At Ordoro, we decided to provide free unlimited phone support to all customers. All customers means all, not just the top level tiers, not just those who are paying us, but all customers including those in their 15-day free trial. Not only that, our customer support team is not measured on how many issues they resolve per day, or how fast they can get off the phone. Instead, the entire support team is encouraged to talk to as many customers as much as they can.
At the heart of this decision is that one-on-one interactions lead to meaningful customer experiences. What better way to connect with people than to have a conversation with them? Also, while our support site addresses the needs of auditory and visual learners with help articles and videos, others may learn faster through one-on-one conversations in context of their business needs. Our customers love this aspect and it differentiates us from all our competitors.
But it’s not just the customers who benefit from this level of phone support. We do too. It seems counter-intuitive, but offering unlimited phone support from the very beginning has resulted in lower support costs for us. Here is why.
Many tech companies shy away from phone support because they are afraid of the increased costs. But picking up the phone and talking to the person for 5 minutes in some cases is more efficient than spending time on multiple email exchanges. Because oftentimes the initial question that the user asks does not point to the root problem. By having a phone conversation, we can get to the root issue and a resolution much faster.

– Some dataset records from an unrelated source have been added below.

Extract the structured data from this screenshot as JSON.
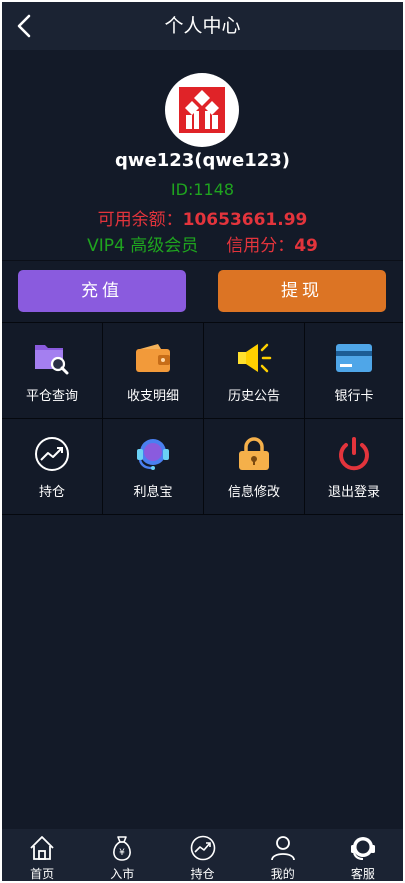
{
  "header": {
    "title": "个人中心"
  },
  "profile": {
    "username": "qwe123(qwe123)",
    "id_text": "ID:1148",
    "balance_label": "可用余额：",
    "balance_value": "10653661.99",
    "vip_text": "VIP4 高级会员",
    "credit_label": "信用分：",
    "credit_value": "49"
  },
  "actions": {
    "recharge": "充值",
    "withdraw": "提现"
  },
  "menu": {
    "items": [
      {
        "label": "平仓查询",
        "icon": "folder-search-icon"
      },
      {
        "label": "收支明细",
        "icon": "wallet-icon"
      },
      {
        "label": "历史公告",
        "icon": "speaker-icon"
      },
      {
        "label": "银行卡",
        "icon": "bank-card-icon"
      },
      {
        "label": "持仓",
        "icon": "trend-chart-icon"
      },
      {
        "label": "利息宝",
        "icon": "headset-icon"
      },
      {
        "label": "信息修改",
        "icon": "lock-icon"
      },
      {
        "label": "退出登录",
        "icon": "power-icon"
      }
    ]
  },
  "tabbar": {
    "items": [
      {
        "label": "首页",
        "icon": "home-icon"
      },
      {
        "label": "入市",
        "icon": "money-bag-icon"
      },
      {
        "label": "持仓",
        "icon": "trend-chart-icon"
      },
      {
        "label": "我的",
        "icon": "user-icon"
      },
      {
        "label": "客服",
        "icon": "headset-icon"
      }
    ]
  },
  "colors": {
    "background": "#131a28",
    "bar": "#1b2333",
    "green": "#1fa41f",
    "red": "#e3343c",
    "recharge": "#8a5bde",
    "withdraw": "#dc7424"
  }
}
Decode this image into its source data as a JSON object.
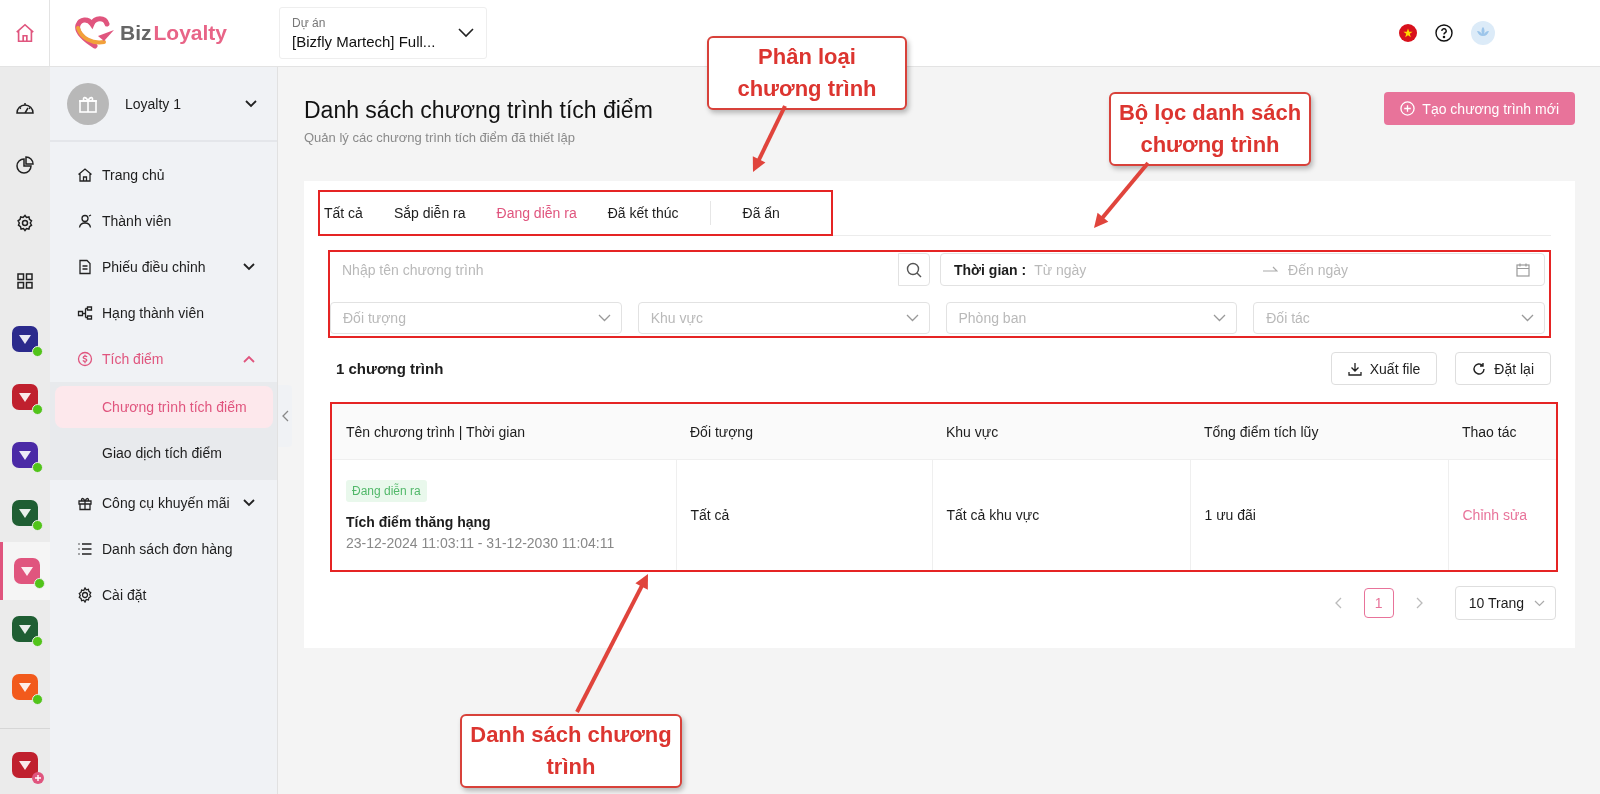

In addition to faster issue issue resolution, through phone discussions we can learn more about the specific customer’s business and their shipping and inventory management needs. This knowledge makes answering their questions in the future easier. This deep understanding of the user’s needs also helps us build better features that solve their problems at a more fundamental level. In some cases, we offer a concierge mvp workaround for problems, and that in turn helps us learn more about the root problem.
And finally, we believe that charging additional for phone support sets the wrong incentives to our company. Our goal is to build beautiful, functional software that will solve the shipping and inventory management problems for all our users. Our ambition is to have hundreds of thousands of people using our software on a daily basis. Going back to the original point about scaling customer support, we want our incentive to be to build a product that requires minimal hand holding. Rather than charging the customer for support phone calls, our incentive should be to fix the root problem so that we don’t need to field so many “how does this feature work” kind of phone calls in the first place.
All those benefits add up and these daily phone conversations have helped us build better features more efficiently and helped us get smarter at what we do. As a result of this strategy, our support costs have been much lower than what we originally anticipated, and we have a whole bunch of happy customers. And it turns out that we are not alone at this approach.